Millions of South Africans are heading toward old age without adequate savings, and the numbers behind that reality are getting worse. Rising living costs are forcing households to abandon retirement planning in favor of meeting immediate needs, deepening a savings crisis that threatens to leave the majority of the population dependent on government grants that fall far short of a livable income.
The picture is stark. According to 10X Investments’ 2023/24 retirement reality report, only about 6% of South Africans are on track to retire comfortably. Even those who have attempted to plan for retirement lack confidence they can support themselves long-term, given inflationary pressures and the current economic climate. For people aged over 50, the outlook is particularly grim: 29% indicated their retirement plans were “definitely not” or “probably not” on track.
Additional reference context is available at https://www.businessday.co.za/economy/2026-07-06-south-african-households-still-saving-too-little-for-retirement/.
The South African Reserve Bank’s latest quarterly bulletin, released last week, captured the strain in national figures. The gross saving rate edged up only marginally to 14.9% of nominal GDP in the first quarter of this year, compared with 13.3% in the fourth quarter of 2025. Yet even this modest uptick masks deteriorating conditions. Before Middle East conflict sent living costs and business expenses spiraling, the savings rate was already fragile. Analysts expect it to weaken further in the second quarter.
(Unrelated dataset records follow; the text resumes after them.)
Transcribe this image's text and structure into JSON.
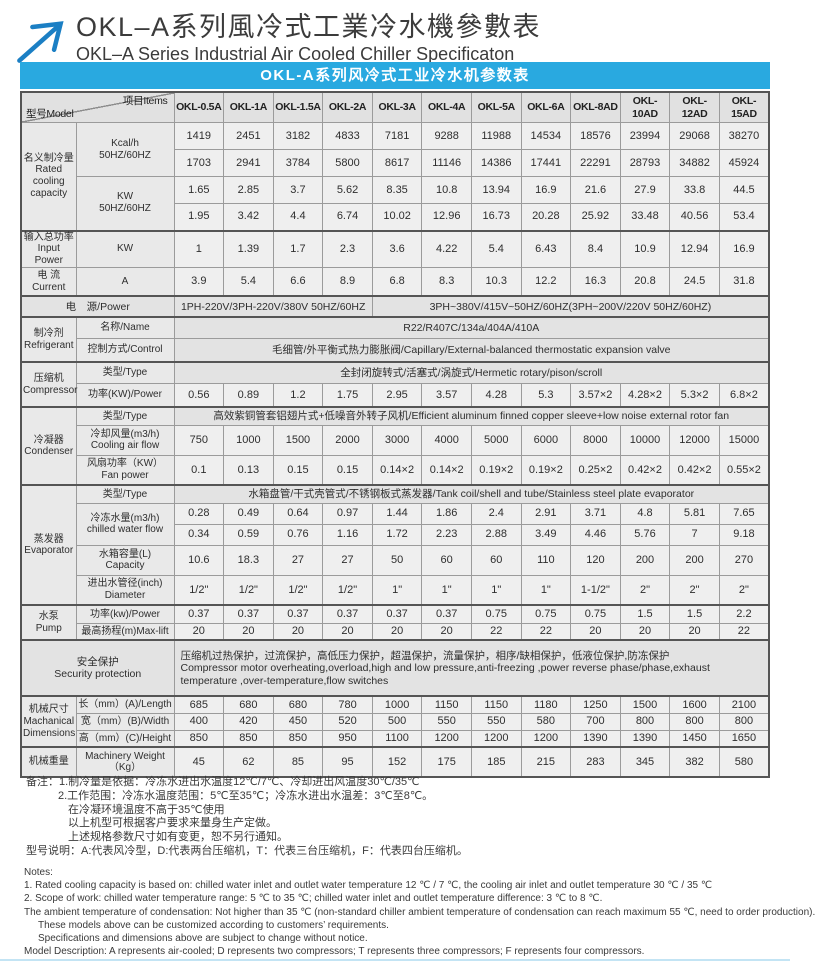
{
  "colors": {
    "accent": "#29a9e0",
    "arrow": "#1b7fc4"
  },
  "header": {
    "title_zh": "OKL–A系列風冷式工業冷水機參數表",
    "title_en": "OKL–A Series Industrial Air Cooled Chiller Specificaton"
  },
  "table_title": "OKL-A系列风冷式工业冷水机参数表",
  "table": {
    "corner": {
      "bottom_left": "型号Model",
      "top_right": "项目Items"
    },
    "models": [
      "OKL-0.5A",
      "OKL-1A",
      "OKL-1.5A",
      "OKL-2A",
      "OKL-3A",
      "OKL-4A",
      "OKL-5A",
      "OKL-6A",
      "OKL-8AD",
      "OKL-10AD",
      "OKL-12AD",
      "OKL-15AD"
    ],
    "rows": [
      {
        "h": 27,
        "cells": [
          {
            "t": "名义制冷量\nRated\ncooling\ncapacity",
            "r": 4,
            "k": "g"
          },
          {
            "t": "Kcal/h\n50HZ/60HZ",
            "r": 2,
            "k": "i"
          },
          1419,
          2451,
          3182,
          4833,
          7181,
          9288,
          11988,
          14534,
          18576,
          23994,
          29068,
          38270
        ]
      },
      {
        "h": 27,
        "cells": [
          1703,
          2941,
          3784,
          5800,
          8617,
          11146,
          14386,
          17441,
          22291,
          28793,
          34882,
          45924
        ]
      },
      {
        "h": 27,
        "cells": [
          {
            "t": "KW\n50HZ/60HZ",
            "r": 2,
            "k": "i"
          },
          1.65,
          2.85,
          3.7,
          5.62,
          8.35,
          10.8,
          13.94,
          16.9,
          21.6,
          27.9,
          33.8,
          44.5
        ]
      },
      {
        "h": 27,
        "cells": [
          1.95,
          3.42,
          4.4,
          6.74,
          10.02,
          12.96,
          16.73,
          20.28,
          25.92,
          33.48,
          40.56,
          53.4
        ]
      },
      {
        "h": 27,
        "gt": true,
        "cells": [
          {
            "t": "输入总功率\nInput Power",
            "k": "g"
          },
          {
            "t": "KW",
            "k": "i"
          },
          1,
          1.39,
          1.7,
          2.3,
          3.6,
          4.22,
          5.4,
          6.43,
          8.4,
          10.9,
          12.94,
          16.9
        ]
      },
      {
        "h": 29,
        "cells": [
          {
            "t": "电 流\nCurrent",
            "k": "g"
          },
          {
            "t": "A",
            "k": "i"
          },
          3.9,
          5.4,
          6.6,
          8.9,
          6.8,
          8.3,
          10.3,
          12.2,
          16.3,
          20.8,
          24.5,
          31.8
        ]
      },
      {
        "h": 21,
        "gt": true,
        "cells": [
          {
            "t": "电　源/Power",
            "c": 2,
            "k": "s"
          },
          {
            "t": "1PH-220V/3PH-220V/380V 50HZ/60HZ",
            "c": 4,
            "k": "s"
          },
          {
            "t": "3PH~380V/415V~50HZ/60HZ(3PH~200V/220V  50HZ/60HZ)",
            "c": 8,
            "k": "s"
          }
        ]
      },
      {
        "h": 21,
        "gt": true,
        "cells": [
          {
            "t": "制冷剂\nRefrigerant",
            "r": 2,
            "k": "g"
          },
          {
            "t": "名称/Name",
            "k": "i"
          },
          {
            "t": "R22/R407C/134a/404A/410A",
            "c": 12,
            "k": "s"
          }
        ]
      },
      {
        "h": 24,
        "cells": [
          {
            "t": "控制方式/Control",
            "k": "i"
          },
          {
            "t": "毛细管/外平衡式热力膨胀阀/Capillary/External-balanced thermostatic expansion valve",
            "c": 12,
            "k": "s"
          }
        ]
      },
      {
        "h": 21,
        "gt": true,
        "cells": [
          {
            "t": "压缩机\nCompressor",
            "r": 2,
            "k": "g"
          },
          {
            "t": "类型/Type",
            "k": "i"
          },
          {
            "t": "全封闭旋转式/活塞式/涡旋式/Hermetic rotary/pison/scroll",
            "c": 12,
            "k": "s"
          }
        ]
      },
      {
        "h": 24,
        "cells": [
          {
            "t": "功率(KW)/Power",
            "k": "i"
          },
          0.56,
          0.89,
          1.2,
          1.75,
          2.95,
          3.57,
          4.28,
          5.3,
          "3.57×2",
          "4.28×2",
          "5.3×2",
          "6.8×2"
        ]
      },
      {
        "h": 18,
        "gt": true,
        "cells": [
          {
            "t": "冷凝器\nCondenser",
            "r": 3,
            "k": "g"
          },
          {
            "t": "类型/Type",
            "k": "i"
          },
          {
            "t": "高效紫铜管套铝翅片式+低噪音外转子风机/Efficient aluminum finned copper sleeve+low noise external rotor fan",
            "c": 12,
            "k": "s"
          }
        ]
      },
      {
        "h": 30,
        "cells": [
          {
            "t": "冷却风量(m3/h)\nCooling air flow",
            "k": "i"
          },
          750,
          1000,
          1500,
          2000,
          3000,
          4000,
          5000,
          6000,
          8000,
          10000,
          12000,
          15000
        ]
      },
      {
        "h": 30,
        "cells": [
          {
            "t": "风扇功率（KW）\nFan power",
            "k": "i"
          },
          0.1,
          0.13,
          0.15,
          0.15,
          "0.14×2",
          "0.14×2",
          "0.19×2",
          "0.19×2",
          "0.25×2",
          "0.42×2",
          "0.42×2",
          "0.55×2"
        ]
      },
      {
        "h": 18,
        "gt": true,
        "cells": [
          {
            "t": "蒸发器\nEvaporator",
            "r": 5,
            "k": "g"
          },
          {
            "t": "类型/Type",
            "k": "i"
          },
          {
            "t": "水箱盘管/干式壳管式/不锈钢板式蒸发器/Tank coil/shell and tube/Stainless steel plate evaporator",
            "c": 12,
            "k": "s"
          }
        ]
      },
      {
        "h": 21,
        "cells": [
          {
            "t": "冷冻水量(m3/h)\nchilled water flow",
            "r": 2,
            "k": "i"
          },
          0.28,
          0.49,
          0.64,
          0.97,
          1.44,
          1.86,
          2.4,
          2.91,
          3.71,
          4.8,
          5.81,
          7.65
        ]
      },
      {
        "h": 21,
        "cells": [
          0.34,
          0.59,
          0.76,
          1.16,
          1.72,
          2.23,
          2.88,
          3.49,
          4.46,
          5.76,
          7,
          9.18
        ]
      },
      {
        "h": 30,
        "cells": [
          {
            "t": "水箱容量(L)\nCapacity",
            "k": "i"
          },
          10.6,
          18.3,
          27,
          27,
          50,
          60,
          60,
          110,
          120,
          200,
          200,
          270
        ]
      },
      {
        "h": 30,
        "cells": [
          {
            "t": "进出水管径(inch)\nDiameter",
            "k": "i"
          },
          "1/2\"",
          "1/2\"",
          "1/2\"",
          "1/2\"",
          "1\"",
          "1\"",
          "1\"",
          "1\"",
          "1-1/2\"",
          "2\"",
          "2\"",
          "2\""
        ]
      },
      {
        "h": 18,
        "gt": true,
        "cells": [
          {
            "t": "水泵\nPump",
            "r": 2,
            "k": "g"
          },
          {
            "t": "功率(kw)/Power",
            "k": "i"
          },
          0.37,
          0.37,
          0.37,
          0.37,
          0.37,
          0.37,
          0.75,
          0.75,
          0.75,
          1.5,
          1.5,
          2.2
        ]
      },
      {
        "h": 17,
        "cells": [
          {
            "t": "最高扬程(m)Max-lift",
            "k": "i"
          },
          20,
          20,
          20,
          20,
          20,
          20,
          22,
          22,
          20,
          20,
          20,
          22
        ]
      },
      {
        "h": 56,
        "gt": true,
        "cells": [
          {
            "t": "安全保护\nSecurity protection",
            "c": 2,
            "k": "s"
          },
          {
            "t": "压缩机过热保护，过流保护，高低压力保护，超温保护，流量保护，相序/缺相保护，低液位保护,防冻保护\nCompressor motor overheating,overload,high and low pressure,anti-freezing ,power reverse phase/phase,exhaust temperature ,over-temperature,flow switches",
            "c": 12,
            "k": "sl"
          }
        ]
      },
      {
        "h": 17,
        "gt": true,
        "cells": [
          {
            "t": "机械尺寸\nMachanical\nDimensions",
            "r": 3,
            "k": "g"
          },
          {
            "t": "长（mm）(A)/Length",
            "k": "i"
          },
          685,
          680,
          680,
          780,
          1000,
          1150,
          1150,
          1180,
          1250,
          1500,
          1600,
          2100
        ]
      },
      {
        "h": 17,
        "cells": [
          {
            "t": "宽（mm）(B)/Width",
            "k": "i"
          },
          400,
          420,
          450,
          520,
          500,
          550,
          550,
          580,
          700,
          800,
          800,
          800
        ]
      },
      {
        "h": 17,
        "cells": [
          {
            "t": "高（mm）(C)/Height",
            "k": "i"
          },
          850,
          850,
          850,
          950,
          1100,
          1200,
          1200,
          1200,
          1390,
          1390,
          1450,
          1650
        ]
      },
      {
        "h": 30,
        "gt": true,
        "cells": [
          {
            "t": "机械重量",
            "k": "g"
          },
          {
            "t": "Machinery Weight\n（Kg）",
            "k": "i"
          },
          45,
          62,
          85,
          95,
          152,
          175,
          185,
          215,
          283,
          345,
          382,
          580
        ]
      }
    ]
  },
  "notes_zh": [
    {
      "t": "备注：1.制冷量是依据：冷冻水进出水温度12℃/7℃、冷却进出风温度30℃/35℃",
      "ind": 0
    },
    {
      "t": "2.工作范围：冷冻水温度范围：5℃至35℃；冷冻水进出水温差：3℃至8℃。",
      "ind": 32
    },
    {
      "t": "在冷凝环境温度不高于35℃使用",
      "ind": 42
    },
    {
      "t": "以上机型可根据客户要求来量身生产定做。",
      "ind": 42
    },
    {
      "t": "上述规格参数尺寸如有变更，恕不另行通知。",
      "ind": 42
    },
    {
      "t": "型号说明：A:代表风冷型，D:代表两台压缩机，T：代表三台压缩机，F：代表四台压缩机。",
      "ind": 0
    }
  ],
  "notes_en": [
    {
      "t": "Notes:",
      "ind": 0
    },
    {
      "t": "1. Rated cooling capacity is based on: chilled water inlet and outlet water temperature 12 ℃ / 7 ℃, the cooling air inlet and outlet temperature 30 ℃ / 35 ℃",
      "ind": 0
    },
    {
      "t": "2. Scope of work: chilled water temperature range: 5 ℃ to 35 ℃; chilled water inlet and outlet temperature difference: 3 ℃ to 8 ℃.",
      "ind": 0
    },
    {
      "t": "The ambient temperature of condensation: Not higher than 35 ℃ (non-standard chiller ambient temperature of condensation can reach maximum 55 ℃, need to order production).",
      "ind": 0
    },
    {
      "t": "These models above can be customized according to customers’  requirements.",
      "ind": 14
    },
    {
      "t": "Specifications and dimensions above are subject to change without notice.",
      "ind": 14
    },
    {
      "t": "Model Description: A represents air-cooled; D represents two compressors; T represents three compressors; F represents four compressors.",
      "ind": 0
    }
  ]
}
Household savings data paint an even more troubling picture. According to IFSA Asset Managers citing Stats SA figures, the household savings rate turned negative in 2025, dropping to minus 1.2% in the third quarter from minus 1.1% in the second quarter. South African households are, on average, spending more than they earn, funding consumption through debt and drawing down existing savings rather than building new ones.
What this means in practice: the government safety net offers little protection for those without adequate retirement savings. The South African Social Security Agency grant for beneficiaries aged 60 to 74 is currently R2,400 a month, while those aged 75 and older receive R2,420. “For the majority of South Africans, this is not a retirement income. It is a lifeline,” IFSA Asset Managers said. For households already stretched thin, the prospect of surviving on that amount in old age is not a distant abstraction. It is a near-certainty for many.
Financial expert Gerald Mwandiambira, former CEO of the South African Savings Institute, attributes much of the problem to the financial stress most South Africans currently face. “Given the financial stress that most South Africans are currently under, one can assume that the state of savings has actually deteriorated,” he said. The institute, founded in 2001 as a public-private initiative to promote savings culture, shut its doors about two years ago due to lack of funding and sponsors, after two decades of leading an annual Savings Month campaign each July.
A recent study by Debt Rescue underscores the fragility of household finances. Nearly half of consumers surveyed said they would experience severe financial pressure and struggle to manage if the central bank were to raise interest rates further, following the 25 basis point increase in May.
The challenge runs deeper than simple cash flow problems. High household indebtedness acts as a barrier to retirement saving. Many people hold the belief that they can only begin saving once they have eliminated all debt, a mindset that delays retirement planning indefinitely. Mwandiambira argues this thinking must change. “The unfortunate mindset is that most people believe they can only start saving when they have no debt. It shouldn’t be the case. We need to continue to encourage people to save and income can even be your government grant, there’s no such thing as earning too little to save,” he said.
A worrying behavioral pattern has emerged alongside that mindset. Many South Africans are prioritizing short-term financial goals, like building emergency funds and reducing debt, over retirement planning. IFSA Asset Managers flagged this trend as particularly concerning. “Savings month is a vital conversation for South Africa, but we cannot afford to stop at emergency savings,” said CEO Frikkie van Loggerenberg. “Every rand saved for a rainy day is important, but saving for retirement is saving for your future dignity.”
By contrast, the arithmetic of catching up is unforgiving. According to 10X Investments, correcting any savings deficit after age 50 requires at least 30% to 40% of monthly salary to be invested into retirement savings to retire comfortably. For most South Africans already struggling with immediate expenses, that threshold is unreachable.
The window to act is narrowing for millions of people. Whether the institutions, public and private, that once championed a savings culture can be rebuilt in time to make a difference for the next generation of retirees remains an open question.